In the famous Four Questions that we recite as part of the Pesach Haggadah, we ask, if on all other nights we are allowed to eat chametz and matzah, why during this time do we only eat matzah? Later in the Haggadah we’re given the answer, “Because the dough of our fathers did not have time to become leavened before the King of the king of kings, the Holy One, Blessed be He, revealed Himself to them and redeemed them.” Here we see that Matzah is a form of heavenly bread and that, at this time, we partake from His bread at His table, as we relive the story of Exodus, of our redemption from restriction and concealment in Egypt, to revelation and freedom through Hashem’s light.

We all know the story of Adam eating from the forbidden fruit of the Tree of Knowledge (Etz HaDa’at).
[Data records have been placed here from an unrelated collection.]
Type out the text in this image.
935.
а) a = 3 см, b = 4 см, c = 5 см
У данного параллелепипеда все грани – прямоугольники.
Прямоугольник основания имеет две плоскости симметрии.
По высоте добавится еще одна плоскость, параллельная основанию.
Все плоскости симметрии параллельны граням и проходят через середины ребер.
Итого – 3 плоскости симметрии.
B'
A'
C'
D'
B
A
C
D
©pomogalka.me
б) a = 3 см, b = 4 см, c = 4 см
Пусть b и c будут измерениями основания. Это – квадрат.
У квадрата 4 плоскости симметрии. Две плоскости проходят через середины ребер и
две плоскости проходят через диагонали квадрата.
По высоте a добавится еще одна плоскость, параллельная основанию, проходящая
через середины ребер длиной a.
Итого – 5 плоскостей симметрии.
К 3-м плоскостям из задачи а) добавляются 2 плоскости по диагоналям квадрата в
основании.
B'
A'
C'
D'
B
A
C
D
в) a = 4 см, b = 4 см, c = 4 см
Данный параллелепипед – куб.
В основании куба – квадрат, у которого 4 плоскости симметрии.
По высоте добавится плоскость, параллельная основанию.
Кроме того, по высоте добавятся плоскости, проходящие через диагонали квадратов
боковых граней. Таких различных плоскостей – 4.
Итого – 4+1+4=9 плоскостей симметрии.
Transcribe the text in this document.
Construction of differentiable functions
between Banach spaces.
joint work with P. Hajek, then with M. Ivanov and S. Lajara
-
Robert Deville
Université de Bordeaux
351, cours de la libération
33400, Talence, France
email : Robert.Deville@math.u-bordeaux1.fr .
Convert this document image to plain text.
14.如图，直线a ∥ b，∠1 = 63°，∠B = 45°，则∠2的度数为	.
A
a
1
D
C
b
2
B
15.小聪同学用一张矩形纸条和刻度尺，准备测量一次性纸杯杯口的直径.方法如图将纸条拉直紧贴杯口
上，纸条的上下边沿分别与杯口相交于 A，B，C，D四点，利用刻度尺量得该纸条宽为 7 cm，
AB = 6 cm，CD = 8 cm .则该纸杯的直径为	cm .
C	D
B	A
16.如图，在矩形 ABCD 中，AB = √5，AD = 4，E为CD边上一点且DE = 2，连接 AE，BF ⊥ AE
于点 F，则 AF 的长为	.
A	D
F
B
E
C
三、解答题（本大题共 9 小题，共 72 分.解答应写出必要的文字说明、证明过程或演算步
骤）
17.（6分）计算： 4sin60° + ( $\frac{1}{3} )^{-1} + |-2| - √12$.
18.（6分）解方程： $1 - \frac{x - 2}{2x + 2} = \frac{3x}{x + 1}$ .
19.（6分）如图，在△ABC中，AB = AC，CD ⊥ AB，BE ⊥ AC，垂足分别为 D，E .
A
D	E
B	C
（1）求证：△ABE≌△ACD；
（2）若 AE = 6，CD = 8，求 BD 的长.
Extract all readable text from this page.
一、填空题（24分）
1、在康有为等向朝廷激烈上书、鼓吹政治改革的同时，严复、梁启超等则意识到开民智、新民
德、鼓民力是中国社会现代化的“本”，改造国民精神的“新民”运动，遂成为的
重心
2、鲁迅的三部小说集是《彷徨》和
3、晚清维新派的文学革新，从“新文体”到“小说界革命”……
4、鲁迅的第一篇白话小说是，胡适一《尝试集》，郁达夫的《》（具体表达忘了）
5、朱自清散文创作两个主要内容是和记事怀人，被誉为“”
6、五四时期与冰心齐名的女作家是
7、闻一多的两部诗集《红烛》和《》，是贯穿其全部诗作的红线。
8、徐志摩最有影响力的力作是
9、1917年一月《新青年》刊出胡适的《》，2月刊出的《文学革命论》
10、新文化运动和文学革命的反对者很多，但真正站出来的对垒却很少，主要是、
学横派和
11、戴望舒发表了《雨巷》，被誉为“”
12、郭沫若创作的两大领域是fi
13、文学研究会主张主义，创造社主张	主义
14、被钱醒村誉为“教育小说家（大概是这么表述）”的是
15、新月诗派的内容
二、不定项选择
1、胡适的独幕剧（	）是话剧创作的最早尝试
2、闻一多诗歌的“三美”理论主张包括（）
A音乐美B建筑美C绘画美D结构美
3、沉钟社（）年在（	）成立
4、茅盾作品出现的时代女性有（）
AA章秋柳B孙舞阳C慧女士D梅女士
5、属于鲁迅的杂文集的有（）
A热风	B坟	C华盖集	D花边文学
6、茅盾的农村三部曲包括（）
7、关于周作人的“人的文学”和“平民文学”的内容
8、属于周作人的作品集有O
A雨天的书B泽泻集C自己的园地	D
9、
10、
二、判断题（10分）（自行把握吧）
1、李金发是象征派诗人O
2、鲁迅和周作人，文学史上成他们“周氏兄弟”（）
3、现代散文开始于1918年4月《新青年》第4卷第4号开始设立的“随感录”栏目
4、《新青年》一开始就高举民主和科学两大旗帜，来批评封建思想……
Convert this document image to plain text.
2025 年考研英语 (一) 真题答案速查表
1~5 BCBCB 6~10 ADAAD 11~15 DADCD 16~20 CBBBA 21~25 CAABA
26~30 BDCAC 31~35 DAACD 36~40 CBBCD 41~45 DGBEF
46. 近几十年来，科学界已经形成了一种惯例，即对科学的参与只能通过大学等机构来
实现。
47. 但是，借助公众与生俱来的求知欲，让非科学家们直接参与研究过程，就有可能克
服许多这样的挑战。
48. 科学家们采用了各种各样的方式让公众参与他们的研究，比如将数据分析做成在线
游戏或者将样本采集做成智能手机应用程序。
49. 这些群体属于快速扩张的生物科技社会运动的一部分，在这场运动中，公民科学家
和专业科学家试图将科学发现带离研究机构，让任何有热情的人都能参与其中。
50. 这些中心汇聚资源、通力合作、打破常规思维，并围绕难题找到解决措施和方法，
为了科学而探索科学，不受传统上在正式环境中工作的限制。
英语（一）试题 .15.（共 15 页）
The gematria (the sum of the numerical value of the letters) of chametz and se’or (leavening) is 639, the same gematria of “Etz HaDa’at”. So, on a mystical level, the “fruit” that Adam was restricted from eating was “leavened bread”. This was humanity’s first taste of godlessness, and the birth of our impaired awareness and evil inclination. Matzah, in contrast, is the unleavened bread that symbolizes the perfection and redemption of Da’at, using our knowledge and awareness to remember and honor that G-d is all. As it is written in Likutei Moharan (I, 33:4), we reach Hashem only with Intimate Knowledge, with Experience, with Heart and with Emotion.

During Pesach, we retell the story of Egypt to relive it as if we too are being freed and to remember that we too were once “strangers in a strange land”. And though we tell the story of our enslavement, we also remember the importance of not enslaving the stranger, the other, and perhaps most importantly, not becoming enslaved to ourselves, to our illusory identities. As it is written, “Do not hate an Edomite, because he is your brother. Do not hate an Egyptian, because you were a stranger in his land” (Deuteronomy 23:8). This verse emphasizes that we should not even hate our enemy, even those that enslaved us, because the only way to be truly free is to be free from hate. As Rabbi Lord Jonathan Sacks says, “If they continued to hate their erstwhile enemies, Moses would have taken the Israelites out of Egypt, but he would not have taken Egypt out of the Israelites. Mentally, they would still be there, slaves to the past. They would still be in chains, not of metal but of the mind— and chains of the mind are the most constricting of all.” 

The French dramatist Jean Anouilh wrote, “Tragedy is clean, it is restful, it is flawless . . . In a tragedy, nothing is in doubt and everyone’s destiny is known. That makes for tranquility . . . Tragedy is restful; and the reason is that hope, that foul, deceitful thing, has no part in it. There isn’t any hope.” Pesach celebrates the Jews leaving their tragic circumstance in Egypt and the hope that redemption and salvation brought into the Promised Land. We end the Haggadah in hope, in prayer, in unison, with the words, “Next Year in Jerusalem”. As Ishay Ribo in his song Leshuv Habaita sings, “The time has come to wake up, to leave everything, to overcome, and to return home.”

As physical creatures, we can’t fully defeat the forces of fate, but our souls, the parts of us that are infinite, can connect beyond the finite world. When we choose to burn our chametz— the false sustenance of pride and devotion to material gain– we can surpass our limitations and connect to the true and everlasting freedom that can only be found in the Light of the Infinite.